1Pablo, un apóstol de Cristo Jesús por voluntad de Dios, y el hermano Timoteo, a la iglesia de Dios que está en Corinto, junto con todos los santos que estáis en toda Acaya:
2Gracia a vosotros y paz, de Dios nuestro Padre y del Señor Jesucristo.
3Bendito sea el Dios y Padre de nuestro Señor Jesucristo, Padre de las misericordias y Dios de toda consolación,
4que nos consuela en toda nuestra tribulación, para que nosotros podamos consolar a los que están en cualquier tribulación, por medio de la consolación con que nosotros mismos somos consolados por Dios.
5Porque así como abundan en nosotros las aflicciones de Cristo, así abunda también por medio de Cristo nuestra consolación.
6Pues si somos atribulados, es para vuestra consolación y salvación, y si somos consolados, es para vuestra consolación, la cual opera en la paciencia de los mismos padecimientos que padecemos también nosotros.
7Y nuestra esperanza acerca de vosotros es firme, sabiendo que como sois copartícipes de los sufrimientos, así también lo sois de la consolación.
8Porque, hermanos, no queremos que ignoréis acerca de la tribulación que nos ocurrió en Asia, donde fuimos abrumados mucho más allá de nuestras fuerzas, hasta el punto que perdimos aun la esperanza de sobrevivir.
9Pero tuvimos en nosotros mismos la respuesta de la muerte, para que no estemos confiados en nosotros mismos, sino en Dios, que resucita a los muertos;
10el cual nos libró de tan gran muerte, y nos librará; en quien hemos esperado, y aún nos librará;
11ayudándonos también vosotros con la oración por nosotros, para que de parte de muchas personas sean dadas gracias por nosotros, por el don que nos fue concedido por medio de muchos.
12Porque nuestra gloria es ésta: el testimonio de nuestra conciencia, de que con sencillez y sinceridad de Dios, no con sabiduría humana, sino con la gracia de Dios, nos condujimos en el mundo, y mucho más hacia vosotros.

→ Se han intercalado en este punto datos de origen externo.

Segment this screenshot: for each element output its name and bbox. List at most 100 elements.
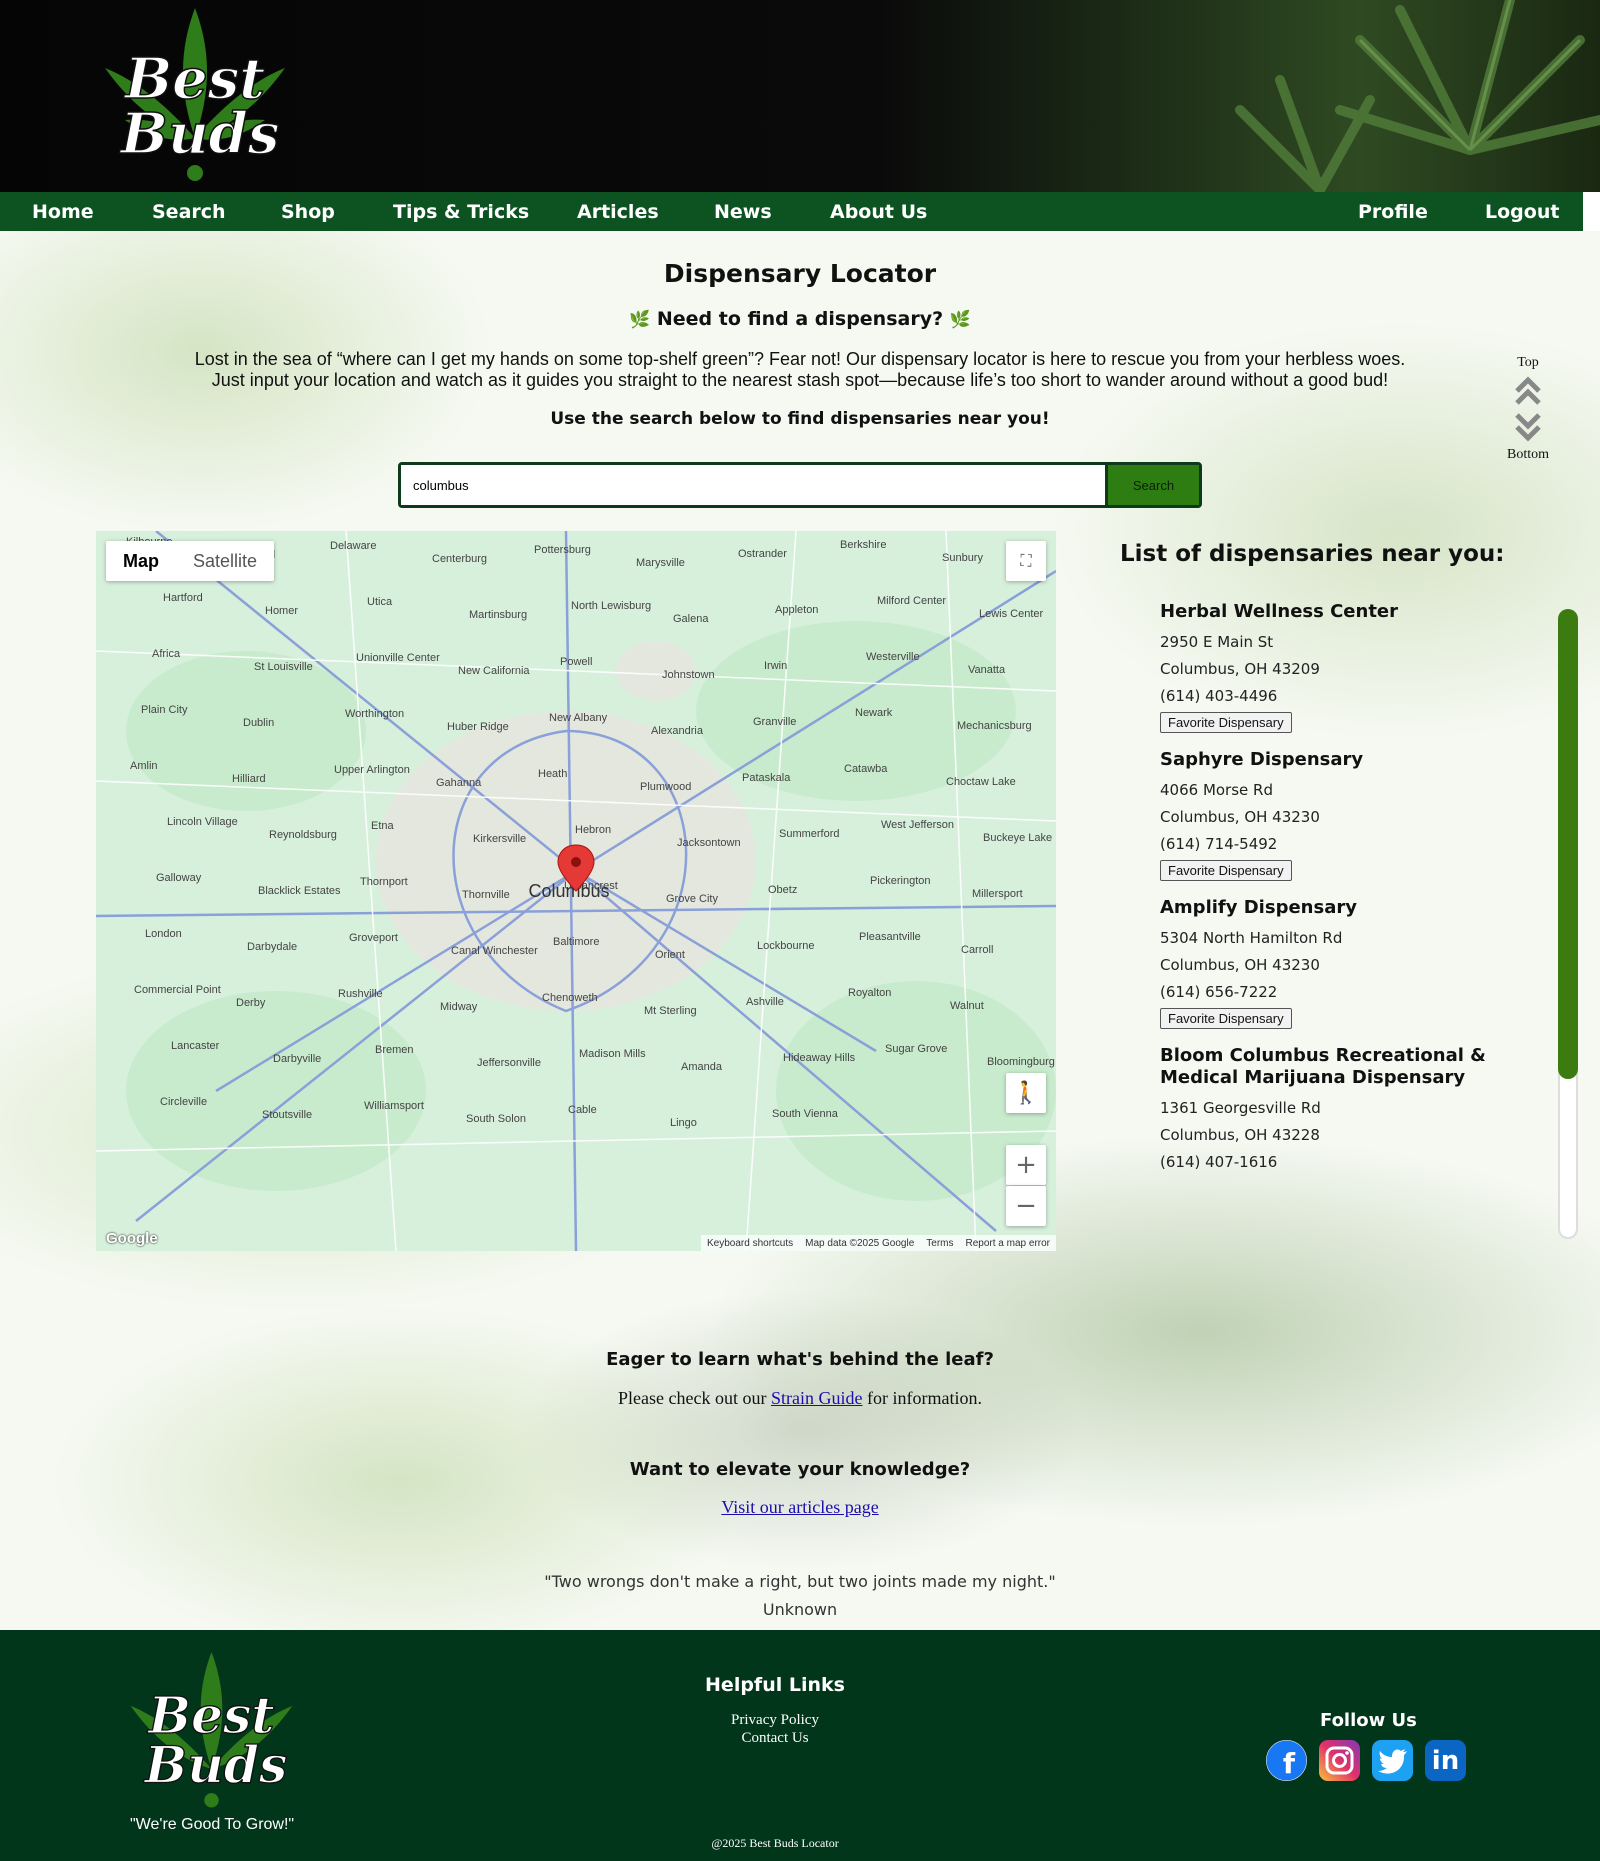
learn-text: Please check out our Strain Guide for in… xyxy=(0,1388,1600,1409)
chevron-up-icon[interactable] xyxy=(1514,375,1542,407)
scroll-bottom-label[interactable]: Bottom xyxy=(1500,447,1556,463)
dispensary-street: 5304 North Hamilton Rd xyxy=(1160,929,1343,947)
map-place-label: Amlin xyxy=(130,760,158,772)
map-place-label: Obetz xyxy=(768,884,797,896)
nav-search[interactable]: Search xyxy=(152,201,226,223)
scroll-top-label[interactable]: Top xyxy=(1500,355,1556,371)
map-place-label: Carroll xyxy=(961,944,993,956)
dispensary-name[interactable]: Amplify Dispensary xyxy=(1160,897,1530,919)
map-place-label: Worthington xyxy=(345,708,404,720)
nav-profile[interactable]: Profile xyxy=(1358,201,1428,223)
map-footer: Keyboard shortcuts Map data ©2025 Google… xyxy=(700,1235,1056,1251)
street-view-icon[interactable]: 🚶 xyxy=(1006,1073,1046,1113)
chevron-down-icon[interactable] xyxy=(1514,411,1542,443)
follow-us-heading: Follow Us xyxy=(1320,1710,1417,1731)
map-place-label: Utica xyxy=(367,596,393,608)
nav-about-us[interactable]: About Us xyxy=(830,201,927,223)
map-place-label: Berkshire xyxy=(840,539,886,551)
dispensary-name[interactable]: Herbal Wellness Center xyxy=(1160,601,1530,623)
map-place-label: Lingo xyxy=(670,1117,697,1129)
instagram-icon[interactable] xyxy=(1319,1740,1360,1781)
dispensary-name[interactable]: Bloom Columbus Recreational & Medical Ma… xyxy=(1160,1045,1530,1089)
nav-articles[interactable]: Articles xyxy=(577,201,659,223)
favorite-dispensary-button[interactable]: Favorite Dispensary xyxy=(1160,712,1292,733)
map-place-label: Hilliard xyxy=(232,773,266,785)
dispensary-street: 2950 E Main St xyxy=(1160,633,1274,651)
zoom-in-icon[interactable]: + xyxy=(1006,1145,1046,1185)
map-place-label: Homer xyxy=(265,605,298,617)
map-place-label: Africa xyxy=(152,648,181,660)
zoom-out-icon[interactable]: − xyxy=(1006,1186,1046,1226)
map-place-label: Delaware xyxy=(330,540,376,552)
map-place-label: Baltimore xyxy=(553,936,599,948)
map-canvas[interactable]: KilbourneRaymondDelawareCenterburgPotter… xyxy=(96,531,1056,1251)
map-place-label: Summerford xyxy=(779,828,840,840)
footer-tagline: "We're Good To Grow!" xyxy=(130,1816,295,1833)
facebook-icon[interactable]: f xyxy=(1266,1740,1307,1781)
map-place-label: Etna xyxy=(371,820,395,832)
map-tab-satellite[interactable]: Satellite xyxy=(176,541,274,581)
dispensary-list-title: List of dispensaries near you: xyxy=(1120,541,1505,567)
report-map-error-link[interactable]: Report a map error xyxy=(966,1238,1050,1249)
nav-shop[interactable]: Shop xyxy=(281,201,335,223)
twitter-icon[interactable] xyxy=(1372,1740,1413,1781)
favorite-dispensary-button[interactable]: Favorite Dispensary xyxy=(1160,860,1292,881)
map-place-label: Centerburg xyxy=(432,553,487,565)
map-place-label: Chenoweth xyxy=(542,992,598,1004)
dispensary-phone: (614) 407-1616 xyxy=(1160,1153,1278,1171)
dispensary-list[interactable]: Herbal Wellness Center 2950 E Main St Co… xyxy=(1160,601,1530,1251)
nav-home[interactable]: Home xyxy=(32,201,94,223)
locator-subtitle: 🌿 Need to find a dispensary? 🌿 xyxy=(0,308,1600,330)
map-place-label: Bremen xyxy=(375,1044,414,1056)
map-place-label: Vanatta xyxy=(968,664,1006,676)
nav-tips-tricks[interactable]: Tips & Tricks xyxy=(393,201,529,223)
map-place-label: Stoutsville xyxy=(262,1109,312,1121)
map-place-label: Milford Center xyxy=(877,595,946,607)
map-place-label: Commercial Point xyxy=(134,984,221,996)
list-scrollbar-thumb[interactable] xyxy=(1558,609,1578,1079)
map-place-label: Amanda xyxy=(681,1061,723,1073)
nav-logout[interactable]: Logout xyxy=(1485,201,1559,223)
map-view[interactable]: KilbourneRaymondDelawareCenterburgPotter… xyxy=(96,531,1056,1251)
map-place-label: New Albany xyxy=(549,712,608,724)
map-place-label: Powell xyxy=(560,656,592,668)
keyboard-shortcuts-link[interactable]: Keyboard shortcuts xyxy=(707,1238,793,1249)
articles-page-link[interactable]: Visit our articles page xyxy=(721,1497,878,1517)
map-tab-map[interactable]: Map xyxy=(106,541,176,581)
location-search-input[interactable] xyxy=(401,465,1105,505)
map-place-label: Thornport xyxy=(360,876,408,888)
helpful-links-heading: Helpful Links xyxy=(705,1674,845,1696)
terms-link[interactable]: Terms xyxy=(926,1238,953,1249)
map-place-label: Johnstown xyxy=(662,669,715,681)
dispensary-name[interactable]: Saphyre Dispensary xyxy=(1160,749,1530,771)
map-place-label: Marysville xyxy=(636,557,685,569)
map-place-label: West Jefferson xyxy=(881,819,954,831)
privacy-policy-link[interactable]: Privacy Policy xyxy=(0,1712,1550,1729)
map-place-label: Blacklick Estates xyxy=(258,885,341,897)
nav-news[interactable]: News xyxy=(714,201,772,223)
map-place-label: Pickerington xyxy=(870,875,931,887)
map-place-label: Catawba xyxy=(844,763,888,775)
fullscreen-icon[interactable]: ⛶ xyxy=(1006,541,1046,581)
dispensary-city: Columbus, OH 43230 xyxy=(1160,956,1320,974)
search-button[interactable]: Search xyxy=(1105,465,1199,505)
best-buds-logo[interactable]: Best Buds xyxy=(100,8,290,186)
map-place-label: Upper Arlington xyxy=(334,764,410,776)
map-place-label: Hebron xyxy=(575,824,611,836)
map-place-label: Pleasantville xyxy=(859,931,921,943)
strain-guide-link[interactable]: Strain Guide xyxy=(771,1388,863,1408)
map-place-label: South Solon xyxy=(466,1113,526,1125)
map-place-label: Newark xyxy=(855,707,893,719)
map-place-label: Appleton xyxy=(775,604,818,616)
site-footer: Best Buds "We're Good To Grow!" Helpful … xyxy=(0,1630,1600,1861)
map-place-label: Midway xyxy=(440,1001,478,1013)
quote-text: "Two wrongs don't make a right, but two … xyxy=(544,1572,1056,1591)
map-data-credit: Map data ©2025 Google xyxy=(805,1237,915,1249)
dispensary-item: Herbal Wellness Center 2950 E Main St Co… xyxy=(1160,601,1530,733)
linkedin-icon[interactable]: in xyxy=(1425,1740,1466,1781)
learn-heading: Eager to learn what's behind the leaf? xyxy=(606,1349,994,1370)
dispensary-city: Columbus, OH 43230 xyxy=(1160,808,1320,826)
map-place-label: Groveport xyxy=(349,932,398,944)
map-place-label: Reynoldsburg xyxy=(269,829,337,841)
favorite-dispensary-button[interactable]: Favorite Dispensary xyxy=(1160,1008,1292,1029)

13Porque no os escribimos otras cosas que las que leéis y entendéis, y espero que las entenderéis completamente;
14como también en parte habéis entendido que somos vuestra gloria, como también vosotros la nuestra en el día del Señor Jesús.
15Y con esta confianza quería ir primero a vosotros, para que tuvierais una segunda gracia;
16y por medio de vosotros pasar a Macedonia, y de Macedonia volver a vosotros, y por vosotros ser encaminado a Judea.
17Así que, al proponerme esto, ¿acaso fui veleidoso? ¿O las cosas que planifico, las planifico en la carne, para que en mí haya el Sí, sí, y el No, no?
18Pero fiel es Dios, que nuestra palabra para con vosotros no es Sí y No.
19Porque el Hijo de Dios, Jesucristo, que por nosotros fue predicado entre vosotros; por mí, por Silvano y Timoteo, no fue Sí y No; sino que ha sido Sí en Él.
20Porque todas las promesas de Dios en Él son el Sí; y, por tanto, también por medio Él el amén a Dios, para gloria suya por medio de nosotros.
21Y el que nos confirma con vosotros en Cristo y el que nos ungió, es Dios;
22Quien también nos selló y nos dio como garantía al Espíritu en nuestros corazones.
23Pero yo invoco a Dios como testigo sobre mi alma, de que por consideración a vosotros no he ido aún a Corinto.
24Porque no nos enseñoreamos de vuestra fe, sino que somos colaboradores de vuestro gozo, porque estáis firmes por la fe.